Если бы я описывала лужайку после того, как ее покосила, то мне потребовалось бы мужское сравнение, и тогда бы я говорила о щетине. Написав эти три предложения, я решила, что перестаю писать дневник. Я сложила крылья. Это были крылья маленькой птички, которые донесли меня лишь до Дроздового леса на востоке, о Гекла.
В остальном новости такие. Один из близнецов из рыбного магазина умер (неожиданно). Кто именно, не знаю. Оставшийся в живых со мной не шутит, но по какой причине, я пока не понимаю. То ли оттого, что он скорбит по брату, то ли потому, что скончался как раз тот, кто назвал меня своей любовью. Я двадцатидвухлетняя мать двоих детей, и у меня внутри горькая тоска. Прости, что делюсь с тобой такими мыслями. Выброси эту писанину.
Я достаточно далеко от дома, чтобы плакать?
Д. Й. Джонссон не приходил домой два дня.
— Он в эти выходные не работает, — сообщает его коллега, когда я спрашиваю о нем в баре. Он разглядывает меня и одновременно вытирает стаканы.
— Ты его сестра? Вы похожи как две капли воды. Только он темный, а ты светлая.
Когда Д. Й. Джонссон наконец заявляется домой, он едва держится на ногах. В руках держит бутылку пива и явно не выспался.
Я смотрю на него.
— Я не торгую собой, — заявляет он. — Не накачан наркотиками. Ценю жизнь.
Сажусь на кровать рядом с ним.
— Понимаешь, Гекла, некоторые гомосексуалы хотят, чтобы я одевался в женскую одежду и играл женщину. Я не хочу притворяться женщиной. Я мужчина.
— Я знаю.
Он сидит опустив взгляд.
— Я ведь только мальчик, который любит мальчиков.

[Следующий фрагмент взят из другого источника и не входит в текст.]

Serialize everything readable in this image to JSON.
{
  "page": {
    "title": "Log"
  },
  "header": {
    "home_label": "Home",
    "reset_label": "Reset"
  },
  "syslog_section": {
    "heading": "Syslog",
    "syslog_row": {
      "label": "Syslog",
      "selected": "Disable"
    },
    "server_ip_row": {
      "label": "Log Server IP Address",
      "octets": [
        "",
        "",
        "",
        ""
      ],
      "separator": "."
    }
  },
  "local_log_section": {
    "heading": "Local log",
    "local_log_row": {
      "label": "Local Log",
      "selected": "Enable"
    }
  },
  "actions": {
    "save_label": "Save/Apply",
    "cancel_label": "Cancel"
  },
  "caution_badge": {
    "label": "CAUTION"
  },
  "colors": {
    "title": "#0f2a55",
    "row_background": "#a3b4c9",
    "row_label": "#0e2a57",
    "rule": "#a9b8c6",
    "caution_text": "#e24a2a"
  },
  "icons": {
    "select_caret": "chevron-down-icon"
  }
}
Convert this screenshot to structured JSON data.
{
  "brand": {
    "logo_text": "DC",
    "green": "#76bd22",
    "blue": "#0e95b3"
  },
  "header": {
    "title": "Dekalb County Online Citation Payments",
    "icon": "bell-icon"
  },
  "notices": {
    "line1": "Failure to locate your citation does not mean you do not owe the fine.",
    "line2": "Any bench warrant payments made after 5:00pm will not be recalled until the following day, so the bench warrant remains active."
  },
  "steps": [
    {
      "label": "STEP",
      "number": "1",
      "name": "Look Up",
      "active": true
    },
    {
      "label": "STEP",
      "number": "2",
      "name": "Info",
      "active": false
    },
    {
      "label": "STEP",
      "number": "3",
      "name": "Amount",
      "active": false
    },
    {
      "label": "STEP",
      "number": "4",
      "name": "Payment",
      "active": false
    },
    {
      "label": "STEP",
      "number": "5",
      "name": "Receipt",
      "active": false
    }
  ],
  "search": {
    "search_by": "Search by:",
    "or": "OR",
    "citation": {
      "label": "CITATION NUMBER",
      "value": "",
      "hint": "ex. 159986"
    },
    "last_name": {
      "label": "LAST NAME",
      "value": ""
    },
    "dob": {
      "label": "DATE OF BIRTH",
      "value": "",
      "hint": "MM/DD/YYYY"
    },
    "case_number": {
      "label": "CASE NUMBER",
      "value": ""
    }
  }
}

Он ложится в кровать и кладет подушку на голову.
Сажусь рядом и глажу его. Он дрожит.
Я иностранец в этой плоской стране. Д. Й. Джонссон. Пришелец на этой земле. Я родился случайно. Меня не приняли. Иногда я так устаю, Гекла. Мне хочется только
забыться
дремать
проспать
целый месяц.
Пытаюсь вспомнить, есть ли у нас остатки селедки и свеклы.
— Сделать тебе бутерброд?
— Я хочу шить, Гекла. Швейная машинка для меня все равно что для тебя печатная.
Дорогая Гекла.
День подошел к вечеру. Девять градусов тепла. Сено, похоже, будет неплохим, несмотря на дождливую весну. Ты бы получила удовольствие от уборки сена, в отличие от некоторых поэтов, которые не выдерживают работы на от крытом воздухе. Странно, конечно, насколько часто поэтам недостает физической силы. Если они не слепые, как Гомер, Мильтон и Борхес, то хромые и непригодны к работе. Однажды нам целых шесть дней досаждал поэт с юга, дальний родственник твоей матери. Разумеется, при полном попустительстве с ее стороны. В самый разгар сенокоса. Целью было прислушаться к местной речи, пока мы работали.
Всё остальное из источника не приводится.